Extension of Global-Asia Bond Grant Scheme and Launch of Global-Asia Digital Bond Grant Scheme

On 15 January 2025, the Monetary Authority of Singapore (“MAS“) announced the extension of the Global-Asia Bond Grant Scheme (“G-ABGS“) and the launch of the Global-Asia Digital Bond Grant Scheme (“G-ADBGS“).

The G-ADBGS aims to catalyse the issuance and broader market adoption of digital bonds in Singapore. Funding under the scheme will be provided for up to two qualifying digital bond issuances.
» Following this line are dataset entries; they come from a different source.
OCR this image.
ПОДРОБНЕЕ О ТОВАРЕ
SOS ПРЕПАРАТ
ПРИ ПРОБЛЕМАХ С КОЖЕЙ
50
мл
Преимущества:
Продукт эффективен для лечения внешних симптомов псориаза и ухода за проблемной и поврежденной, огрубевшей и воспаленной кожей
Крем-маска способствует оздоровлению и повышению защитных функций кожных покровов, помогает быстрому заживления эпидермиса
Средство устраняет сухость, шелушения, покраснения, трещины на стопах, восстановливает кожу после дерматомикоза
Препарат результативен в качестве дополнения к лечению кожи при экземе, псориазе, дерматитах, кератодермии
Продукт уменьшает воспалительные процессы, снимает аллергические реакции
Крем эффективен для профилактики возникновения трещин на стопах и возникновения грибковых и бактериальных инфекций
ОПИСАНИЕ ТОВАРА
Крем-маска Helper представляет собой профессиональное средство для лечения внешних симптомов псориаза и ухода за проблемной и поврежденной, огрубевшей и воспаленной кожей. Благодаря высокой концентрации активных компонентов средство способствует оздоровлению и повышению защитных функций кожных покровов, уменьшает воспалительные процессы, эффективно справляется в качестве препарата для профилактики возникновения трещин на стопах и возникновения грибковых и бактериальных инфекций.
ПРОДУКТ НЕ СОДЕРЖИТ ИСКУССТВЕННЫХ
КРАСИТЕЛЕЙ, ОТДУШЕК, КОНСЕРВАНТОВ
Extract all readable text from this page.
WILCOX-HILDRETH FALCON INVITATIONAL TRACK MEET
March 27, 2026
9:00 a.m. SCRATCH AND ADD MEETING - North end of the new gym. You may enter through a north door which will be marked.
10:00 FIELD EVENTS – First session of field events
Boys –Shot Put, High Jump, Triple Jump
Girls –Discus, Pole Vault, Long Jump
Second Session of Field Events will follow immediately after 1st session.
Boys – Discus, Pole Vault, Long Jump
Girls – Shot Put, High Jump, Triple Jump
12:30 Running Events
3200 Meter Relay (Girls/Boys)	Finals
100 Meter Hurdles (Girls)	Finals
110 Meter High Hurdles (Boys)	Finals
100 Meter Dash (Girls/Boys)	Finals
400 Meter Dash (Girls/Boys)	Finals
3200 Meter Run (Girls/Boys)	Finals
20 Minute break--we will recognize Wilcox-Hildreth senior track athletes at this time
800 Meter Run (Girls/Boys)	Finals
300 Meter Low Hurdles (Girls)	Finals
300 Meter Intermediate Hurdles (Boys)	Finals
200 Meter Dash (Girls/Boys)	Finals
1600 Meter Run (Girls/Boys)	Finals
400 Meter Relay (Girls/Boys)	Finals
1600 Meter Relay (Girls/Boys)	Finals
Both schemes will be valid till 31 December 2029. Interested parties can write to fsdf@mas.gov.sg for more information. Applicants should submit their applications no later than three months after the issue date.

Details of G-ABGS

Category

Details

Qualifying issuer

  • First-time companies and non-bank financial institutions with an Asian nexus

Qualifying issuance

  • Declares itself to be a Qualifying Debt Security
  • Issued and listed in Singapore
  • Substantially arranged by licensed entities in Singapore
  • Minimum issuance size of $200 million or a bond programme size of at least $200 million with an initial issuance of at least $20 million for Sustainable Bond Grant Scheme applicants
  • Minimum tenure of one year
  • Denominated in Asian local or G3 currencies
  • For SGD-denominated bond issuance, rated by a credit rating agency regulated by MAS

Eligible expenses

  • Arranger fees
  • Audit fees
  • Credit rating fees
  • Legal fees
  • Listing agent fees
  • Listing fees

Per-issuance cap

  • Eligible expenses are funded at a level of 30%, subject to a cap of S$400,000 if the issuance is rated, or S$200,000 if the issuance is unrated

 Details of G-ADBGS 

Category

Details

Qualifying issuer

  • Companies and non-bank financial institutions with an Asian nexus

Qualifying issuance

 

  • Declares itself to be a Qualifying Debt Security
  • Issued on a designated digital asset platform in Singapore
  • Listed on the Singapore Exchange (SGX) or a designated digital asset platform
  • Substantially arranged by licensed entities in Singapore
  • Aligned with internationally-recognised digital bond standards
  • Minimum issuance size of S$100 million. Where the issuance size is at least S$200 million, the bond must be digitally native.
  • Where the tenure is at least one year, the issue must be joint-led by at least two specified licensed entities in Singapore.
  • Denominated in Asian local or G3 currencies

Eligible expenses

 

  • Arranger fees
  • Audit fees
  • Credit rating fees
  • Legal fees
  • Listing agent fees
  • Listing fees
  • Platform fees

Per-issuance cap

 

Eligible expenses are funded at a level of 30%, capped at:

  • S$450,000 where the initial principal amount issued is S$200 million (or its equivalent in another currency), or
  • S$250,000 where the initial principal amount issued is S$100 million (or its equivalent in another currency).